9 Verschillen bodemzaad en MZI-zaad
Een voordeel van het MZI’s is dat de beschikbaarheid van mosselzaad veel stabieler is. Bij het bodemzaad zijn er veel grotere verschillen in beschikbaarheid door schommelingen in de natuur qua zaadval en overleving. Verder is gebleken dat van beide typen mosselzaad goede consumptiemosselen zijn te kweken. Sommige vissers is wel opgevallen dat mosselen van MZI-zaad een veel grotere variatie tonen in schelplengte en grootte. Bij bodemzaad is er een minder groot verschil en zijn de mosselen regelmatiger qua schelplengte en grootte. Voor de moderne sorteermachines zijn verschillen in schelplengte en grootte geen probleem.
Mosselvissers zien ook verschillen in de geschiktheid van percelen voor MZI-zaad. Percelen met veel stroming zijn volgens kwekers minder geschikt voor MZI-zaad, want het spoelt sneller weg in vergelijking met bodemzaad. Ook in slibvorming zien de kwekers verschillen, zo produceren de MZI-mosselen meer slib. Hierdoor moeten de MZI-mosselen nog een keer extra opgevist en gezaaid worden.
Naast verschillen in het kweekproces, zijn er ook verschillen in sociaaleconomisch vlak. Zo is de kostprijs van MZI-mosselen hoger, zoals verder zal worden toegelicht onder het kopje economie.
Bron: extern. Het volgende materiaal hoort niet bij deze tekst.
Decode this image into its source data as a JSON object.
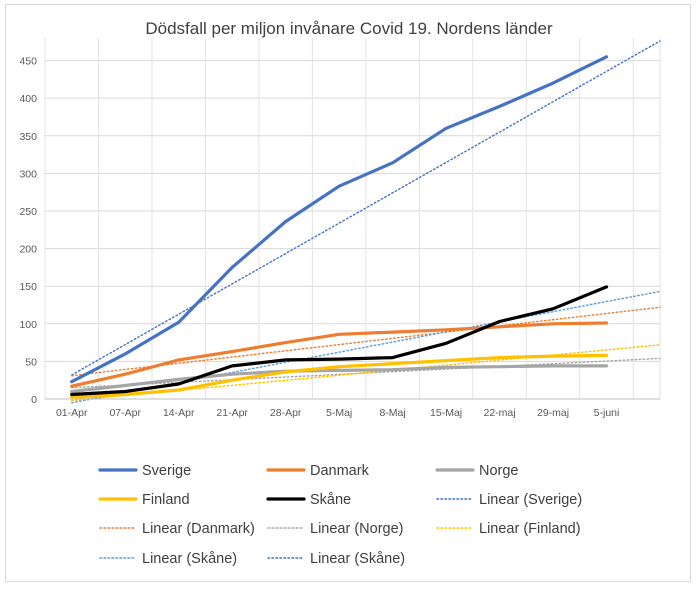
{
  "chart_data": {
    "type": "line",
    "title": "Dödsfall per miljon invånare Covid 19. Nordens länder",
    "xlabel": "",
    "ylabel": "",
    "categories": [
      "01-Apr",
      "07-Apr",
      "14-Apr",
      "21-Apr",
      "28-Apr",
      "5-Maj",
      "8-Maj",
      "15-Maj",
      "22-maj",
      "29-maj",
      "5-juni"
    ],
    "yticks": [
      "0",
      "50",
      "100",
      "150",
      "200",
      "250",
      "300",
      "350",
      "400",
      "450"
    ],
    "ylim": [
      0,
      480
    ],
    "grid": true,
    "legend_position": "bottom",
    "series": [
      {
        "name": "Sverige",
        "color": "#4472c4",
        "values": [
          23,
          60,
          102,
          175,
          236,
          283,
          314,
          360,
          389,
          420,
          455
        ]
      },
      {
        "name": "Danmark",
        "color": "#ed7d31",
        "values": [
          17,
          33,
          52,
          63,
          75,
          86,
          89,
          92,
          96,
          100,
          101
        ]
      },
      {
        "name": "Norge",
        "color": "#a5a5a5",
        "values": [
          10,
          18,
          26,
          33,
          37,
          38,
          39,
          42,
          43,
          44,
          44
        ]
      },
      {
        "name": "Finland",
        "color": "#ffc000",
        "values": [
          2,
          6,
          12,
          25,
          36,
          43,
          47,
          51,
          55,
          57,
          58
        ]
      },
      {
        "name": "Skåne",
        "color": "#000000",
        "values": [
          6,
          10,
          20,
          44,
          52,
          53,
          55,
          74,
          103,
          120,
          149
        ]
      }
    ],
    "trendlines": [
      {
        "name": "Linear (Sverige)",
        "color": "#4472c4",
        "start": 32,
        "end": 476
      },
      {
        "name": "Linear (Danmark)",
        "color": "#ed7d31",
        "start": 31,
        "end": 122
      },
      {
        "name": "Linear (Norge)",
        "color": "#a5a5a5",
        "start": 15,
        "end": 54
      },
      {
        "name": "Linear (Finland)",
        "color": "#ffc000",
        "start": -2,
        "end": 72
      },
      {
        "name": "Linear (Skåne)",
        "color": "#5b9bd5",
        "start": -5,
        "end": 143
      }
    ],
    "legend": [
      {
        "label": "Sverige",
        "color": "#4472c4",
        "style": "solid"
      },
      {
        "label": "Danmark",
        "color": "#ed7d31",
        "style": "solid"
      },
      {
        "label": "Norge",
        "color": "#a5a5a5",
        "style": "solid"
      },
      {
        "label": "Finland",
        "color": "#ffc000",
        "style": "solid"
      },
      {
        "label": "Skåne",
        "color": "#000000",
        "style": "solid"
      },
      {
        "label": "Linear (Sverige)",
        "color": "#4472c4",
        "style": "dotted"
      },
      {
        "label": "Linear (Danmark)",
        "color": "#ed7d31",
        "style": "dotted"
      },
      {
        "label": "Linear (Norge)",
        "color": "#a5a5a5",
        "style": "dotted"
      },
      {
        "label": "Linear (Finland)",
        "color": "#ffc000",
        "style": "dotted"
      },
      {
        "label": "Linear (Skåne)",
        "color": "#5b9bd5",
        "style": "dotted"
      },
      {
        "label": "Linear (Skåne)",
        "color": "#4472c4",
        "style": "dotted"
      }
    ]
  }
}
Ook zijn mosselvissers meer tijd kwijt de MZI’s dan aan de traditionele bodemvisserij. Behalve het toegenomen werk rond de MZI’s zelf, geven kwekers ook aan dat het onderhoud van de percelen waar MZI-zaad op ligt meer werk kost dan dat van percelen met bodemzaad.
Volgens sommige kwekers is het werken met MZI’s zwaar en zeker niet ongevaarlijk. Volgens sommige kwekers is het risico op ongevallen met MZI’s wel toegenomen ten opzichte van de traditionele kweek. Als het mis gaat, dan kampt men met problemen zoals vingertopje eraf, duim eraf, slijmbeursontstekingen en rugklachten bij het werk met MZI’s. Met name weersomstandigheden en vermoeidheid spelen een grote rol op het verhogen van het risico op ongevallen. Sommige bedrijven hebben aanpassingen aan boord gedaan voor het werken met MZI’s om de arbeidsomstandigheden te verbeteren, maar door de beperkte ruimte aan boord is dit niet op ieder schip mogelijk. Daarnaast heeft niet ieder bedrijf de financiële middelen om een op MZI-werk gericht schip uit te rusten of te bouwen.